Die Falten entsprechen sichtbaren Veränderungen der Hautoberfläche, resultierend aus fortschreitenden und tiefgreifenden Umwandlungen der Struktur der Haut. Klassischerweise unterscheidet man dynamische Falten, oder mimische Falten, die durch wiederholte Kontraktionen der Gesichtsmuskulatur hervorgerufen werden, und statische Falten, die selbst in Ruhe erhalten bleiben und auf eine dauerhafte Beeinträchtigung des Hautgewebes hinweisen. Obwohl ihr Auftreten multifaktoriell bedingt ist, beruht ihre Entstehung in erster Linie auf einem fortschreitenden Ungleichgewicht zwischen Synthese, Organisation und Abbau der Bestandteile der extrazellulären Matrix.
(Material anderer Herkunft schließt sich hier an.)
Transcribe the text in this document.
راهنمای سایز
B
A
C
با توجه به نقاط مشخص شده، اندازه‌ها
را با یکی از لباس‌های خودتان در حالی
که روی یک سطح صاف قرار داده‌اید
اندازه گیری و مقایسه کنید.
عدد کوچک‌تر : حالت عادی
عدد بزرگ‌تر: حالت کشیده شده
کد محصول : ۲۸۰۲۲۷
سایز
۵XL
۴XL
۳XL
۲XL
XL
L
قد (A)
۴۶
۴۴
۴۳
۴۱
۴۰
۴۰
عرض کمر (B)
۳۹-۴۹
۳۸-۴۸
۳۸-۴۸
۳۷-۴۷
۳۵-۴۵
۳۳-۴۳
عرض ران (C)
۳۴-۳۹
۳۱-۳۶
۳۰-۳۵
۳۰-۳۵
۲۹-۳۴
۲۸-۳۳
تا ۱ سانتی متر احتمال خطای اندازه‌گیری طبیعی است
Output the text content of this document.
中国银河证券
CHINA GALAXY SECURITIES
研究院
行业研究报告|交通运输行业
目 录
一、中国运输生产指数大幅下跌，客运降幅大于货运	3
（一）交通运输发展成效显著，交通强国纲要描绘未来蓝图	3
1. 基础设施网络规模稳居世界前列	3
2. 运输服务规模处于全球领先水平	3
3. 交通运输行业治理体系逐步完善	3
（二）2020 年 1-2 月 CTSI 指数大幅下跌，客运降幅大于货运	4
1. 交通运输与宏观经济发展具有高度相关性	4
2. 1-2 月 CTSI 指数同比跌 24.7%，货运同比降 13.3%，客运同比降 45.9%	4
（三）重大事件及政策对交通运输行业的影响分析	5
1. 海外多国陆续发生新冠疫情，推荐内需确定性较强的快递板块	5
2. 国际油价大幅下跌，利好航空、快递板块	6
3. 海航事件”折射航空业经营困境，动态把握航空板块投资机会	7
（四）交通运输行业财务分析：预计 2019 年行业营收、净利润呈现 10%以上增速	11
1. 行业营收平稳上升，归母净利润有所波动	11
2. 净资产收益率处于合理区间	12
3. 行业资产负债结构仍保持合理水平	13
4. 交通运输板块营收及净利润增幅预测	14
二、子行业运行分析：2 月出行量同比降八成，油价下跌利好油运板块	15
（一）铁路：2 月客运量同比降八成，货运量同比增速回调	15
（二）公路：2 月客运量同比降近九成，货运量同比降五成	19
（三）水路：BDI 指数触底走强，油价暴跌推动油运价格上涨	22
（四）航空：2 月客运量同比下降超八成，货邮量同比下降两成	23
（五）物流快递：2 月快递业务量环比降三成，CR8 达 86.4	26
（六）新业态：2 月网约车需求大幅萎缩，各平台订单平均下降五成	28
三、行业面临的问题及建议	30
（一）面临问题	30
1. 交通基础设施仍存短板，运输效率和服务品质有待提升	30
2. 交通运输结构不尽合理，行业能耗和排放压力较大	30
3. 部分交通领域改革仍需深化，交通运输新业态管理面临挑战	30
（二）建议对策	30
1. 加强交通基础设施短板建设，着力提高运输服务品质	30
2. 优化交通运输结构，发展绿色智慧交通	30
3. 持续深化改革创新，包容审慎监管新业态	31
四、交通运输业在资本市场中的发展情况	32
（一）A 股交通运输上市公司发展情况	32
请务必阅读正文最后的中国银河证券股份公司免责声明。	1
Zu den auffälligsten Veränderungen, die in der alternden Haut zählen die quantitativen und strukturellen Veränderungen der Kollagenfasern. In junger Haut ist das Kollagen reichlich vorhanden, dicht und in intakten Fibrillen organisiert, was der Haut optimale mechanische Festigkeit verleiht. Mit zunehmendem Alter werden diese Fasern allmählich fragmentiert, dicker und unorganisiert, was die Dermisarchitektur schwächt. Außerdem ist der TGF-β-Signalweg, der die Produktion von Kollagen und anderen Strukturkomponenten stimuliert, mit dem Alter zunehmend beeinträchtigt, was zu einer Verringerung der Kollagensynthese führt und die Dichteminderung der Dermis verstärkt.
Dieses Phänomen beruht auf einem doppelten Ungleichgewicht: einer verstärkten Kollagendegradation in Verbindung mit einer verminderten Kollagensynthese, was zu einem Nettoverlust an Kollagen in der Dermis führt.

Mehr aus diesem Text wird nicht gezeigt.